01 Jan Henry Cejudo: Sean O’Malley ‘thinks he’s better than what he really is’
Despite constantly jabbing at him on social media, Henry Cejudo actually doesn’t have anything against Sean O’Malley.
The former two-division UFC champion, who has continuously taken shots at certain fighters since his retirement, addressed what appeared to be genuine disdain for O’Malley in recent months.
Cejudo was relentless going after O’Malley before and after his recent loss to Marlon “Chito” Vera, but ultimately “Triple C” believes the former Contender Series winner just isn’t as good as advertised and he doesn’t mind telling him about it.
“I’ll be honest with you, I actually like the kid. In some way I’m hating on him, in some way I like him,” Cejudo told retired UFC fighter Mike Swick on his podcast. “I’m weird like that. I wish the kid the best, but I also think that he thinks he’s better than what he really is. Even though he’s got the gifts, he’s got great distance, great demeanor, great fakes. Watching those like very subtle. I look at all these minor little details but he hasn’t been built to freaking last.
“He hasn’t been through a war. You can give the pain but can you take the pain? That’s the difference between somebody like Sean O’Malley and me. Does he have better striking than me? Probably because of his length and his range, makes him a little dangerous. But you’ve just got to be the full package.”
In the days leading up to O’Malley’s fight, Cejudo actually saw areas that he felt Vera could exploit so he reached out to the former Ultimate Fighter: Latin America competitor to offer his advice on a potential game plan.

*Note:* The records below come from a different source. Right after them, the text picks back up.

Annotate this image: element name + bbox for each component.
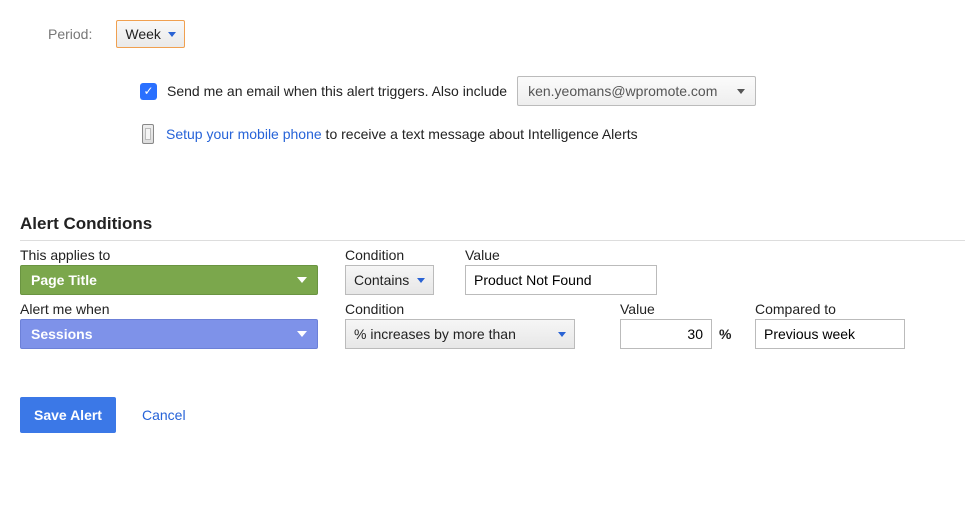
percent-symbol: % — [715, 326, 755, 342]
applies-to-label: This applies to — [20, 247, 345, 263]
save-alert-button[interactable]: Save Alert — [20, 397, 116, 433]
divider — [20, 240, 965, 241]
alert-value-label: Value — [620, 301, 735, 317]
footer: Save Alert Cancel — [20, 397, 965, 433]
email-checkbox[interactable]: ✓ — [140, 83, 157, 100]
applies-dimension-select[interactable]: Page Title — [20, 265, 318, 295]
alert-metric-select[interactable]: Sessions — [20, 319, 318, 349]
chevron-down-icon — [558, 332, 566, 337]
applies-value-label: Value — [465, 247, 665, 263]
applies-condition-select[interactable]: Contains — [345, 265, 434, 295]
applies-condition-value: Contains — [354, 272, 409, 288]
period-dropdown[interactable]: Week — [116, 20, 185, 48]
alert-compared-label: Compared to — [755, 301, 920, 317]
applies-condition-label: Condition — [345, 247, 465, 263]
applies-value-input[interactable] — [465, 265, 657, 295]
chevron-down-icon — [297, 277, 307, 283]
email-row: ✓ Send me an email when this alert trigg… — [140, 76, 965, 106]
mobile-suffix-text: to receive a text message about Intellig… — [322, 126, 638, 142]
alert-condition-label: Condition — [345, 301, 620, 317]
applies-dimension-value: Page Title — [31, 272, 97, 288]
email-text: Send me an email when this alert trigger… — [167, 83, 507, 99]
mobile-row: Setup your mobile phone to receive a tex… — [140, 124, 965, 144]
phone-icon — [142, 124, 154, 144]
alert-conditions-header: Alert Conditions — [20, 214, 965, 234]
chevron-down-icon — [297, 331, 307, 337]
period-row: Period: Week — [20, 20, 965, 48]
chevron-down-icon — [417, 278, 425, 283]
email-recipient-value: ken.yeomans@wpromote.com — [528, 83, 717, 99]
alert-value-input[interactable] — [620, 319, 712, 349]
compared-to-input[interactable] — [755, 319, 905, 349]
setup-mobile-link[interactable]: Setup your mobile phone — [166, 126, 322, 142]
chevron-down-icon — [737, 89, 745, 94]
period-label: Period: — [48, 26, 92, 42]
period-dropdown-value: Week — [125, 26, 161, 42]
cancel-button[interactable]: Cancel — [142, 407, 186, 423]
chevron-down-icon — [168, 32, 176, 37]
alert-condition-select[interactable]: % increases by more than — [345, 319, 575, 349]
email-recipient-dropdown[interactable]: ken.yeomans@wpromote.com — [517, 76, 756, 106]
alert-metric-value: Sessions — [31, 326, 92, 342]
alert-condition-value: % increases by more than — [354, 326, 516, 342]
alert-when-label: Alert me when — [20, 301, 345, 317]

“Right before he fought Sean O’Malley, I sent him a message,” Cejudo said. “We’re not even friends but we have a lot of friends in common. I’m like listen the way to beat this dude — make him fight his ‘B’ side. Put him in the clinch, put him against the cage and because of the stance because he’s always heavy with his lead foot forward, I said smoke the hands and take out the f**king kicks. Just smoke the hands and just blasting that front kick, that calf kick.
“Because it’s been taking everybody out. It’s happened to me with Demetrious [Johnson]. This is why I kind of went from the karate stance to a little more neutral because people were catching onto it a little bit too much.”
According to Cejudo, it didn’t take long for Vera to respond to him, although he gave credit to the Ecuadorean native for already targeting a similar strategy for the O’Malley fight.
“He answered me right away,” Cejudo said. “He’s like ‘it’s good to hear from you champ, that means a lot to me’ so I didn’t give him the game plan because I think they kind of already had that down but when somebody’s able to tell you and convey to you, it just assures it to you so much better when you fight.”
Cejudo believes one of the biggest problems plaguing O’Malley right now is a lack of experience in difficult situations, which is just something every fighter needs to face at some point during their career.
He was forced to face a similar gut check moment in his first fight against former UFC flyweight champion Demetrious Johnson, who blasted Cejudo and put him away with strikes in the opening round.
Cejudo then returned just over two years later where he earned a split decision victory against Johnson to claim his first UFC title.
The key now is seeing how O’Malley responds.
“He’s inexperienced in that sense, in all due respect. He really is inexperienced of competition,” Cejudo said. “He can give the pain but he can’t take the pain. It’s nothing to do with him being a star because I also feel like his greatest attribute is him being confident.
“He actually believes in his own smoke, as you should but there’s a difference when you get in there with somebody that can kick you. Somebody that’s not going to shy away from you. Somebody that’s going to put you through the deep waters and how are you going to respond? A true champion is revealed by how you respond to adversity.”